Basterebbe chiedere a qualunque piccolo editore, che con fatica confeziona schede di lettura ovviamente severe e professionali: come risposta ottiene insulti, da parte del genio della letteratura.
Io non sono un genio. Visto i miei limiti (per esempio: non sono più giovane; sono un autodidatta; sono retorico e abbastanza prolisso e uso una prosa da anni ’50), probabilmente non arriverò mai in alto, ai livelli di Marquez, per esempio.

Però so accontentarmi.
Come ho già scritto, cerco un editor che mi dica: “Guarda, scrivi come una capra. Però se questo racconto lo riscrivi 82 volte, probabilmente ne esce qualcosa di non malvagio”.

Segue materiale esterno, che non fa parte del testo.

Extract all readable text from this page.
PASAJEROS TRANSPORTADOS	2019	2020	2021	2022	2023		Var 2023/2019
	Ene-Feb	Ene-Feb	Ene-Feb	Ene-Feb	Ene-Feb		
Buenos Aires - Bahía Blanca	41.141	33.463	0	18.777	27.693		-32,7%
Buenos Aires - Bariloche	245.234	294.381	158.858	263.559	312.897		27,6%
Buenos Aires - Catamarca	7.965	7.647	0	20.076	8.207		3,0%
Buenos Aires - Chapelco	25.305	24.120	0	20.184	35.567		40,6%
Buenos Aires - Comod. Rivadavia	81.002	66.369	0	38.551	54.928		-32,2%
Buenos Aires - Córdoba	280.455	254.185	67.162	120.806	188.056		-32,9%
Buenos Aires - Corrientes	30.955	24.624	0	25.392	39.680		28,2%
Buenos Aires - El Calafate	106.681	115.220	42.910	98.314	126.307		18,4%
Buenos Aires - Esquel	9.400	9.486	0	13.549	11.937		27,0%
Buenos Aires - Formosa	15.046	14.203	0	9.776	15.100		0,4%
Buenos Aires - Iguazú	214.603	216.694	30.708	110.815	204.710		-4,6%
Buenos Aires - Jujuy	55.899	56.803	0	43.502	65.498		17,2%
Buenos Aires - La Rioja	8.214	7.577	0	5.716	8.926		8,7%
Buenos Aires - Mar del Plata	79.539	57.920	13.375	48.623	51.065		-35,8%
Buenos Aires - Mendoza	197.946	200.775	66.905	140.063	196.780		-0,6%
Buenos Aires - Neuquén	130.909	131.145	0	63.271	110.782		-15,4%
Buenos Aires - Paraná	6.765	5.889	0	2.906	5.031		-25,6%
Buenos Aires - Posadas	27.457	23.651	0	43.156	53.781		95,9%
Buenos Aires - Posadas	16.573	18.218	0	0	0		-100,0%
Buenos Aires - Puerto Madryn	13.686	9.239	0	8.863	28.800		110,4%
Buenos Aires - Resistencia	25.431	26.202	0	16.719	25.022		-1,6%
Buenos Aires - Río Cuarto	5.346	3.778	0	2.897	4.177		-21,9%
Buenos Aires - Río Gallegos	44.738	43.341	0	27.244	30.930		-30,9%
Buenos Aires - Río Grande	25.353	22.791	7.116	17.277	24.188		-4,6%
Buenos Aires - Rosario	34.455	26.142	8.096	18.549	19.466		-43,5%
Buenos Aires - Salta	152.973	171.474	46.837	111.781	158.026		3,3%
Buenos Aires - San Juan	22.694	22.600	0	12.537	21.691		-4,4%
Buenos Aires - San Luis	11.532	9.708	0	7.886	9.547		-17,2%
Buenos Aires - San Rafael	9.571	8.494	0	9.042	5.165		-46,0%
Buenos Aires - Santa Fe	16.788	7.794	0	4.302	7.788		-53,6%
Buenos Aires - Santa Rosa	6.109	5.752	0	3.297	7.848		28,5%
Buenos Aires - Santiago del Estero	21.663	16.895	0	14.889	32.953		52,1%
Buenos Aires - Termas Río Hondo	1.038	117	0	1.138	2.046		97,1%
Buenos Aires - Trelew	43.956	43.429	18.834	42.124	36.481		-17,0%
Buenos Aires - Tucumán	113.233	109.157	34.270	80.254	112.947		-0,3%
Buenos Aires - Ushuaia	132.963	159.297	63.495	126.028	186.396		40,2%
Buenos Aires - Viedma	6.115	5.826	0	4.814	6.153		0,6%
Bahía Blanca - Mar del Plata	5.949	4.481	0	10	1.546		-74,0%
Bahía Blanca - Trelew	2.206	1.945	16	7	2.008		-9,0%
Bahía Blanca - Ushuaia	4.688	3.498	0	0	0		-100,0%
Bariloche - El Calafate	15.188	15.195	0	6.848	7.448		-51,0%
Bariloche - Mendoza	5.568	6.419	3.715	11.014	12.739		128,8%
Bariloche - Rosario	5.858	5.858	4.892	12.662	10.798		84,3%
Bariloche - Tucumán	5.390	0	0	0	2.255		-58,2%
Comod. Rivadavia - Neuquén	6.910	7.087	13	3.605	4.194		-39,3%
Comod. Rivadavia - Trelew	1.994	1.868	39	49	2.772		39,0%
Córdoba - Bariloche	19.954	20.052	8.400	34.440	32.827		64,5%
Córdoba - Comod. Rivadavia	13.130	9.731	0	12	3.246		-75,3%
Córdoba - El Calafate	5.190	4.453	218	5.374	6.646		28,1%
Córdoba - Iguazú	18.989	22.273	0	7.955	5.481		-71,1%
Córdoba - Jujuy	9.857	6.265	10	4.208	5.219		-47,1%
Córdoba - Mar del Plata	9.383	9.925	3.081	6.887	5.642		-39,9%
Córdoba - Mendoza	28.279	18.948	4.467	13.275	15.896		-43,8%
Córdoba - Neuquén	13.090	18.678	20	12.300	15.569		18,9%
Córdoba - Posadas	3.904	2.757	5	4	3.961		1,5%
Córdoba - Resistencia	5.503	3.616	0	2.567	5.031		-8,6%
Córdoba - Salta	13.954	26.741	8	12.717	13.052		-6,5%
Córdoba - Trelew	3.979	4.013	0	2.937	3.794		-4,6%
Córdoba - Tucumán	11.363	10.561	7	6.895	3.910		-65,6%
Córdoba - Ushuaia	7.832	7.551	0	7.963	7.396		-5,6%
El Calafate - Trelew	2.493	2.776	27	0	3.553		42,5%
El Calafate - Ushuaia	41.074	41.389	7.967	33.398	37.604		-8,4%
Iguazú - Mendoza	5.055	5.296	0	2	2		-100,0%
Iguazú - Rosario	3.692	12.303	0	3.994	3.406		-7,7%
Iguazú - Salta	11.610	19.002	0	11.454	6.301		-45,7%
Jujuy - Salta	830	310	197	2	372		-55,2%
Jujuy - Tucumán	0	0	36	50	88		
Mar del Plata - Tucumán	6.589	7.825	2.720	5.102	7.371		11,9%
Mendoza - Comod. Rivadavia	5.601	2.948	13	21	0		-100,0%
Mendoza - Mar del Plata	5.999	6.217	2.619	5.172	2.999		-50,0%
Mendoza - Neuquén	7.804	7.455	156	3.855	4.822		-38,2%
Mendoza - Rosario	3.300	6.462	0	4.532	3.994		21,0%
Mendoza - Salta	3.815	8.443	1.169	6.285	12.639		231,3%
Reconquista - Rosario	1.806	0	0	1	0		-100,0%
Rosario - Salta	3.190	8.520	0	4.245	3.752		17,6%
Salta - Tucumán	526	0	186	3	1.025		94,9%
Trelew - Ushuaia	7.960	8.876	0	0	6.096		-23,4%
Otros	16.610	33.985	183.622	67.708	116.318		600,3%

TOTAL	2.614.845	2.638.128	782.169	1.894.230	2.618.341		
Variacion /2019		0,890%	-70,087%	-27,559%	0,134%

Lo scrittore autentico, come De Luca per citarne uno, sa bene che ogni racconto o romanzo che sia, è come se fosse il primo. Deve ricominciare da capo, re-imparare, accostarsi con umiltà e determinazione alla parola e migliorare, migliorarsi.

E le scuole di scrittura? Non sfornano scrittori; ma persone migliori perché hanno imparato qualcosa di più sulla parola. Ne hanno compreso la forza, e anche quanto pretenda, se si decide di darle spazio. In questo campo, nessuno può garantire nulla; è terribile, ma anche meraviglioso.